Northern Ireland foes edge toward sharing power

Two men from bitterly opposed parties are set to be tapped Friday as leaders of an interim government.

When the man who made a career out of saying "no" and "never" starts to say "maybe" and "possibly," it must mean progress.

For more than three decades, while Northern Ireland was engulfed by sectarian conflict that left more than 3,500 people dead, Ian Paisley was the trenchant voice of militant Protestants who said "no" to the 1998 peace process and "never" to the idea of breaking bread with the Irish republican Catholics of Sinn Fein.

But now, more than eight years after the Good Friday Agreement started the province's communities on a tortuous road to reconciliation, what was once unthinkable could be just around the corner.

Barring any last-minute setbacks, leaders of the two most popular parties are to be penciled in Friday as head and deputy head of an interim government under a new plan to revive self-government in Northern Ireland. That means Rev. Paisley working alongside a man who for 30 years has been a bitter enemy: Sinn Fein's Martin McGuinness.

Paisley heads the Democratic Unionist Party (DUP), hard-line Protestant unionists for whom British rule in Northern Ireland is an article of faith. They are diametrically opposed to Sinn Fein and its military wing, the Irish Republican Army, who want reunification with Ireland.

Getting the two working together in government would be a milestone, experts and politicians say, leaving no major factions outside the peace process. But there is also deep skepticism that it will prove durable.

"The deal could well be done and could get a government up and running, but how long would it last is another matter," says Henry Patterson, professor of politics at the University of Ulster in Belfast, Northern Ireland's capital. "Will you get a government that will sustain itself in the long-term based on two world views that blame the other side for every bad thing that ever happened in Northern Ireland?"

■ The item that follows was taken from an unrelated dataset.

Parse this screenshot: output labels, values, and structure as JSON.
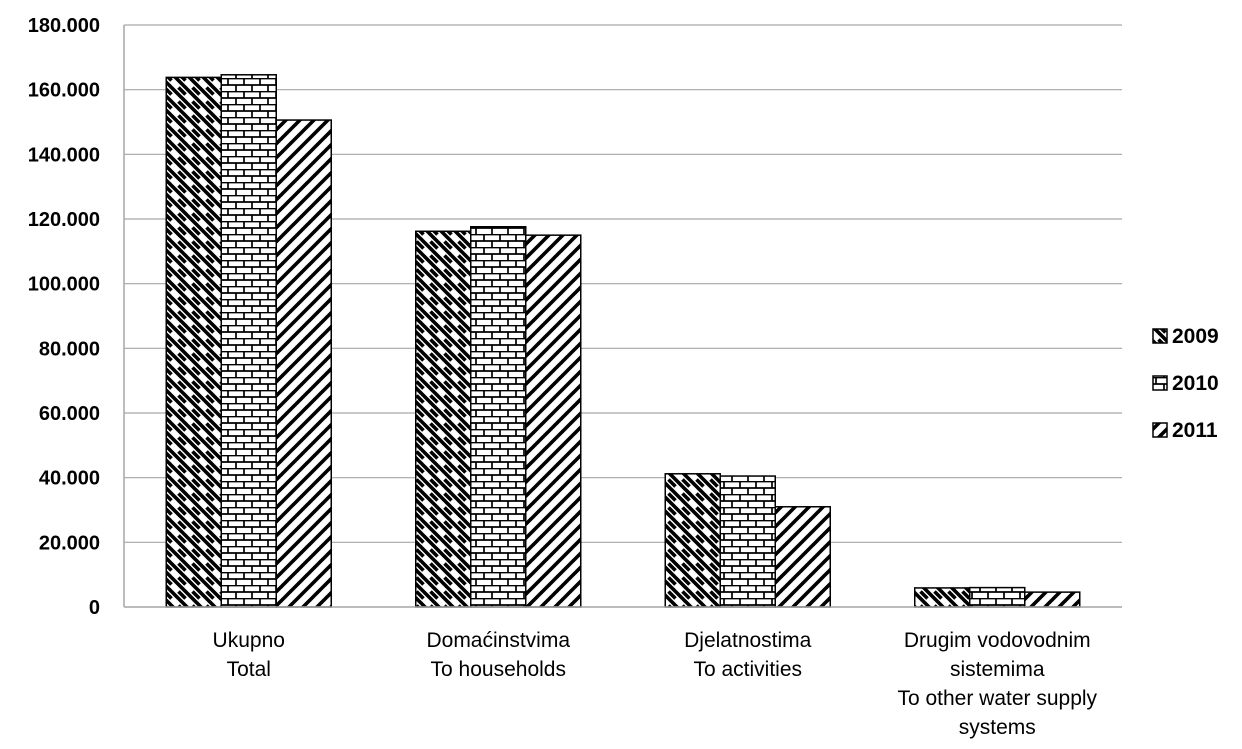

While another politics expert, Sydney Elliott at Queen's University in Belfast, affirms that getting the DUP on board is an achievement "and getting them to share power with Sinn Fein is an even bigger deal," he, too, is skeptical.

"It's very rare than you'll have an inclusive form of power-sharing," says Dr. Elliott, pointing out that there are few examples worldwide where this form of power-sharing produces stability.

The deal, drawn up at St. Andrew's, Scotland, last month, is a deftly choreographed Belfast political quadrille arranged by the British and Irish governments to get antagonists to dance in step. A series of conditions and deadlines were imposed to persuade the parties to sign up. Friday, the parties are supposed to nominate their candidates for the interim government, which will work until January. Elections to the Stormont parliament in Belfast are slated for March, when a permanent power-sharing government will be installed, reviving self-rule after a hiatus of more than four years. The last power-sharing exercise fell apart in 2002 when a suspected IRA spy ring was unearthed at the Stormont assembly. An election victory in 2003 by the rejectionist DUP stalled progress. And suspicions about the weapons wielded by paramilitary groups, including the IRA, have persisted, even after the IRA's declaration last year that it was permanently abandoning military operations.

This time around, the mutual mistrust centers on policing. Before it can join the power-sharing fraternity, Sinn Fein is supposed to publicly endorse the province's police force, traditionally a Protestant bastion. It says it will not do so until a firm date is set for the transfer of policing and justice powers from London to Belfast.

The DUP is not pleased with this stand.

"In any democracy, surely a person who is going to be a minister in a democratic government should support the rule of law," says Jeffrey Donaldson, a DUP member of the British parliament. "Can you imagine President Bush having in his cabinet a minister who didn't support the police and courts and rule of law in the United States?"

Then there is public apathy, even antipathy, toward the laborious process and bickering politicians. Political discourse has become more strident since the more extreme parties – the DUP and Sinn Fein – became the biggest groups inside the peace process tent, notes Professor Patterson.

That's a turn off for most of Northern Ireland's 1.7 million people, who simply want normalized public life after decades of polarized political discourse. A recent poll found that a slim majority supported the St. Andrews deal, but that two-thirds were skeptical it would lead to the restoration of self-rule by a March 26 deadline. Less than half of the DUP supporters back the deal, meaning that Paisley will have a tough time bringing his party with him.

Some are concerned moreover that the power-sharing deal is divisive, not inclusive, rewarding factional politicians and solidifying the divisions between Protestants and Catholics. Political leaders will represent their narrow sectarian interest and do little to integrate the feuding communities, at great cost to the province, warns Ian Williamson of the Alliance Party, the only Northern Ireland party that works on behalf of both communities.

He points, for example, to the many towns who still maintain separate schools, leisure clubs, and other facilities for Protestant and Catholics, and estimates that this waste costs Northern Ireland £1 billion a year.

"We need more integrated schools, more mixed housing, more shared facilities and services," he says. "We would like to see genuine and stable power sharing, but the St. Andrews agreement delivers a sectarian carve-up. Power is divided as opposed to shared."